Friday, August 10, 2012

Death Scenes (And my love hate relationship with them)

Since I'm back from the lovely writing workshop I suppose I'd better blog about what I've learned I'm good at. You know, my greatest strengths in writing. I have a lot of weaknesses too but there are a few things that just flow more easily onto the page when I type.

One of those things is death scenes.

Ah, death scenes. How I both love and despise you. What is it about you that makes me such a time bomb of emotional instability?

Well it's the reader and writer at war inside me of course. The reader in me is screaming, "HOW COULD YOU?! YOU ARE A TERRIBLE HUMAN BEING AND YOU DON'T DESERVE TO LIVE!" But the writer is saying, "Good, good! Make your readers cry! Squeeze every drop of depressing you possibly can out of these words. Dance puppets, dance!"

This is all going on at the same time while I write death scenes. I can't help but feel both self hatred and joy when I write because I am good at death scenes. I don't know what that says about me as a person but I'm good at making people cry.

So this year at the workshop I decided to try an experiment. I met a friend while I was there who was very empathetic and easily prone to tears. She cried at everything... well not everything... but she got easily invested in characters so when it came time for them to die she was sobbing. It was a kind of empathy that I really admired in her (Being a cold, heartless, cynic myself)

So I decided to try an experiment. I had written a death scene for my current project that was undoubtedly the saddest thing I ever wrote. It was so brutal I was crying when I wrote it and I don't really cry at books. So I wanted to take this scene that my friend had no prior emotional investment in and see if she would cry.

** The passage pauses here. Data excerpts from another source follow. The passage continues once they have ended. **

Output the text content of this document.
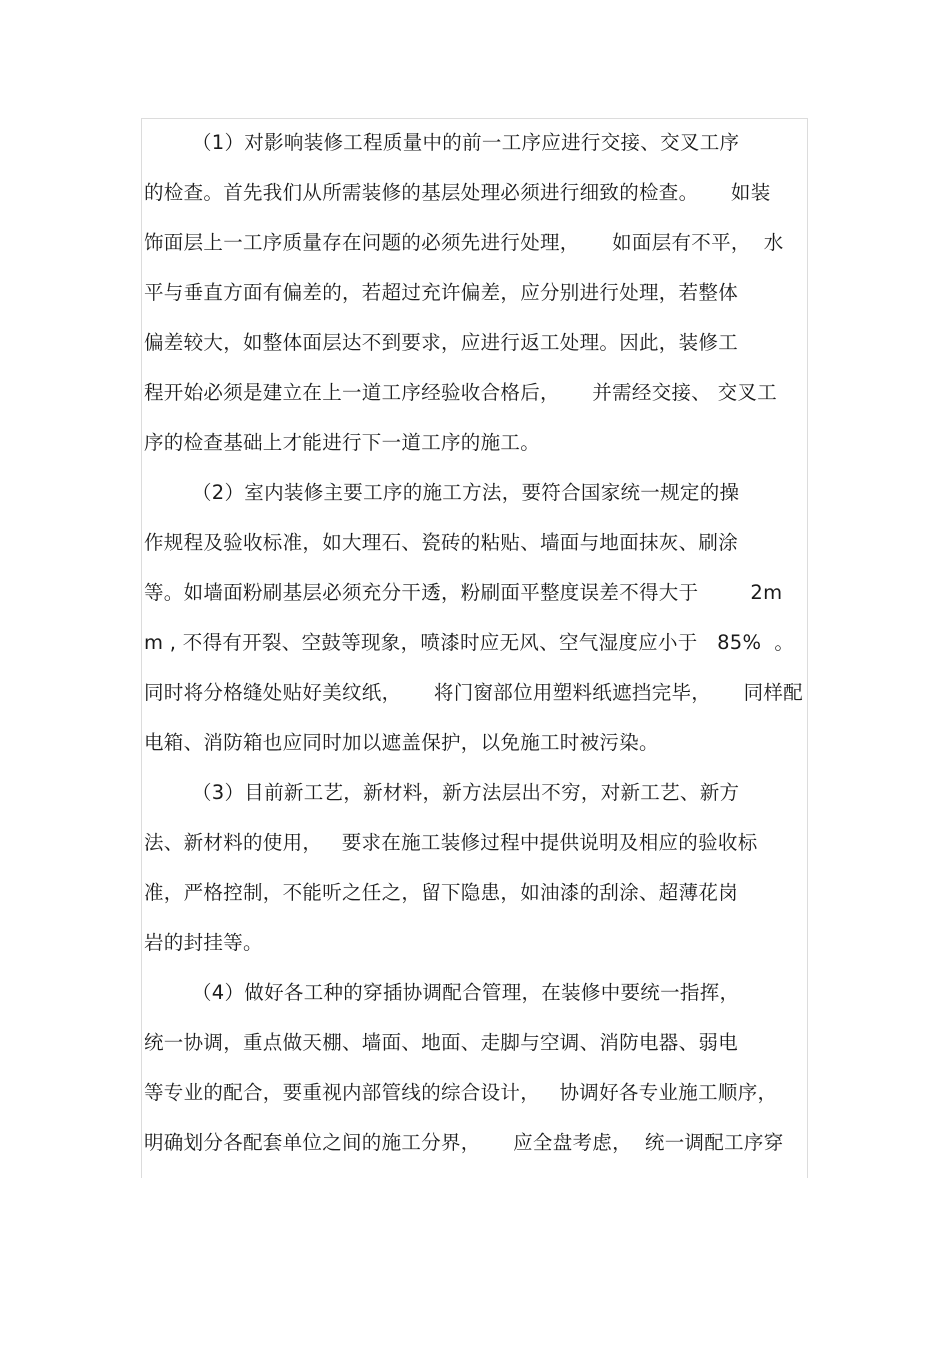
（1）对影响装修工程质量中的前一工序应进行交接、交叉工序
的检查。首先我们从所需装修的基层处理必须进行细致的检查。     如装
饰面层上一工序质量存在问题的必须先进行处理，     如面层有不平，  水
平与垂直方面有偏差的，若超过充许偏差，应分别进行处理，若整体
偏差较大，如整体面层达不到要求，应进行返工处理。因此，装修工
程开始必须是建立在上一道工序经验收合格后，     并需经交接、 交叉工
序的检查基础上才能进行下一道工序的施工。
（2）室内装修主要工序的施工方法，要符合国家统一规定的操
作规程及验收标准，如大理石、瓷砖的粘贴、墙面与地面抹灰、刷涂
等。如墙面粉刷基层必须充分干透，粉刷面平整度误差不得大于        2m
m , 不得有开裂、空鼓等现象，喷漆时应无风、空气湿度应小于   85%  。
同时将分格缝处贴好美纹纸，     将门窗部位用塑料纸遮挡完毕，     同样配
电箱、消防箱也应同时加以遮盖保护，以免施工时被污染。
（3）目前新工艺，新材料，新方法层出不穷，对新工艺、新方
法、新材料的使用，   要求在施工装修过程中提供说明及相应的验收标
准，严格控制，不能听之任之，留下隐患，如油漆的刮涂、超薄花岗
岩的封挂等。
（4）做好各工种的穿插协调配合管理，在装修中要统一指挥，
统一协调，重点做天棚、墙面、地面、走脚与空调、消防电器、弱电
等专业的配合，要重视内部管线的综合设计，   协调好各专业施工顺序，
明确划分各配套单位之间的施工分界，     应全盘考虑，  统一调配工序穿
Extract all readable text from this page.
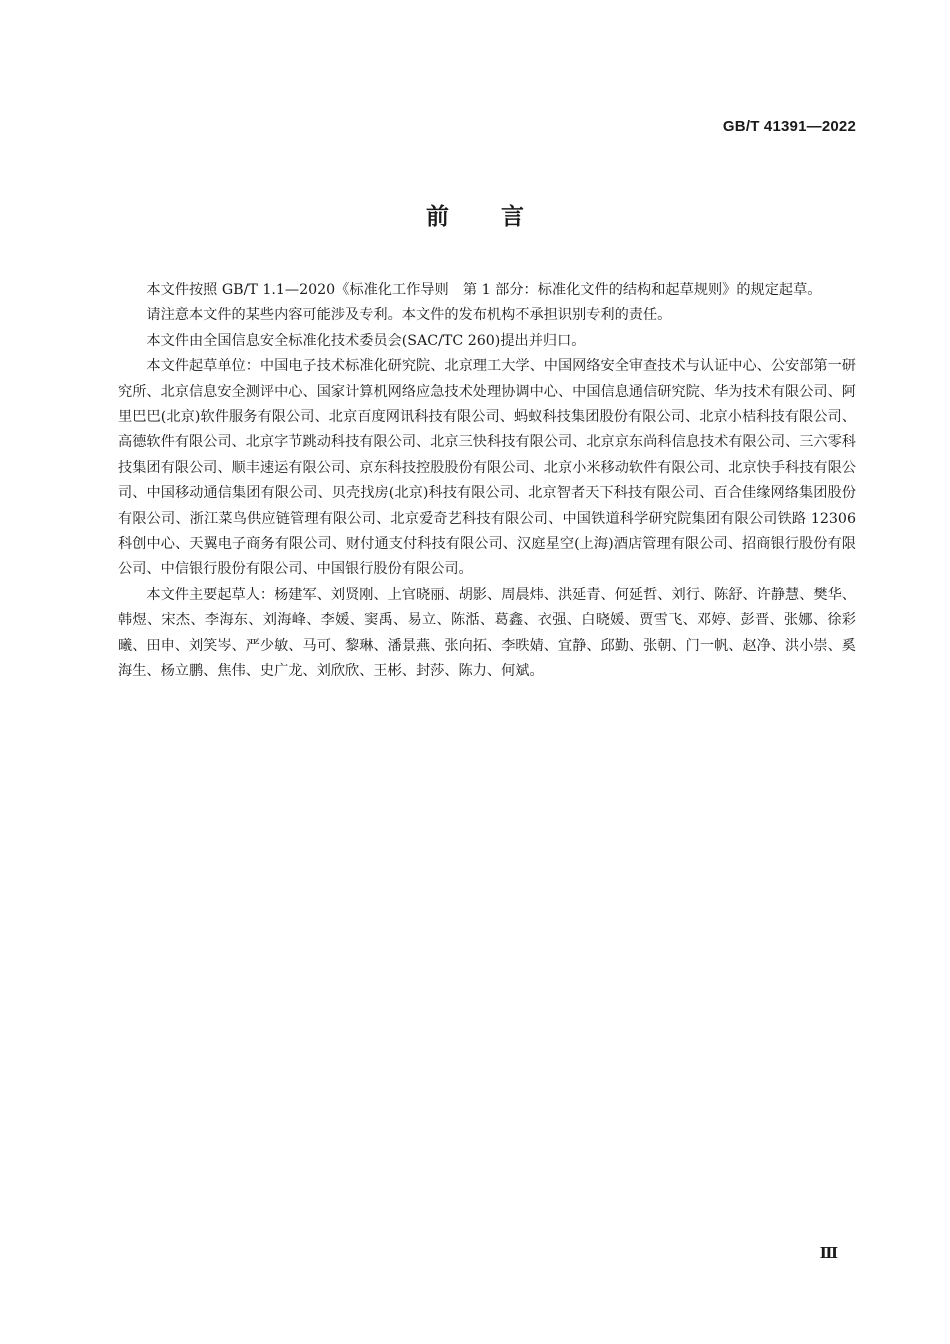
GB/T 41391—2022
前言

本文件按照 GB/T 1.1—2020《标准化工作导则　第 1 部分：标准化文件的结构和起草规则》的规定起草。

请注意本文件的某些内容可能涉及专利。本文件的发布机构不承担识别专利的责任。

本文件由全国信息安全标准化技术委员会(SAC/TC 260)提出并归口。

本文件起草单位：中国电子技术标准化研究院、北京理工大学、中国网络安全审查技术与认证中心、公安部第一研究所、北京信息安全测评中心、国家计算机网络应急技术处理协调中心、中国信息通信研究院、华为技术有限公司、阿里巴巴(北京)软件服务有限公司、北京百度网讯科技有限公司、蚂蚁科技集团股份有限公司、北京小桔科技有限公司、高德软件有限公司、北京字节跳动科技有限公司、北京三快科技有限公司、北京京东尚科信息技术有限公司、三六零科技集团有限公司、顺丰速运有限公司、京东科技控股股份有限公司、北京小米移动软件有限公司、北京快手科技有限公司、中国移动通信集团有限公司、贝壳找房(北京)科技有限公司、北京智者天下科技有限公司、百合佳缘网络集团股份有限公司、浙江菜鸟供应链管理有限公司、北京爱奇艺科技有限公司、中国铁道科学研究院集团有限公司铁路 12306 科创中心、天翼电子商务有限公司、财付通支付科技有限公司、汉庭星空(上海)酒店管理有限公司、招商银行股份有限公司、中信银行股份有限公司、中国银行股份有限公司。

本文件主要起草人：杨建军、刘贤刚、上官晓丽、胡影、周晨炜、洪延青、何延哲、刘行、陈舒、许静慧、樊华、韩煜、宋杰、李海东、刘海峰、李媛、窦禹、易立、陈湉、葛鑫、衣强、白晓媛、贾雪飞、邓婷、彭晋、张娜、徐彩曦、田申、刘笑岑、严少敏、马可、黎琳、潘景燕、张向拓、李昳婧、宜静、邱勤、张朝、门一帆、赵净、洪小崇、奚海生、杨立鹏、焦伟、史广龙、刘欣欣、王彬、封莎、陈力、何斌。

Ⅲ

She did. Hard. And she screamed at me. Even though she didn't know this character. And I couldn't stop smiling because, well, SUCCESS!

Now, that's just my empathetic friend but imagine if she had been with these characters for four books. The reaction would be much more intense.

It's interesting that this is my talent because I've never witnessed death. The people I've known who have died I haven't been particularly close to. I don't know what it's like to feel that empty and can't right from experience. I just create it in my head somehow. I imagine the feeling. According to people who have read my stuff I'm pretty close.

Death scenes are also difficult for me to write in an emotional sense because I always seem to kill off my favorite characters. In fact in my top ten characters for my book every single one of them dies, almost dies or is psychologically tortured. Or sometimes more than one of these. It's just because I love them that much I guess.

What are your strengths in writing? What scenes come the easiest to you?

-Authoress Anonymous

1 comment:

  1. I like that you actually asked a question at the end, so I'm going to answer it regardless of how retortical it is, and I'm sorry for the misspellings, but I would have to say epic speeches, I don't know why but every time I try thinking of dialoge and scenes, my mind jumps to talks about human nature, and what it means to truly be human, and the possablities that the French, American, and Russian Revolutions had, and it just comes out as these long winded speeches, that aren't always my own views, sometimes their just thoughts that I thought where interesting. Also I have a character I would like you to look at, if you don't mind, I don't really have any stories written with her, but that's because I'm lazy and have just started writing, and granted she isn't even fully devloped yet, but I would still like to know your thoughts on what I have so far.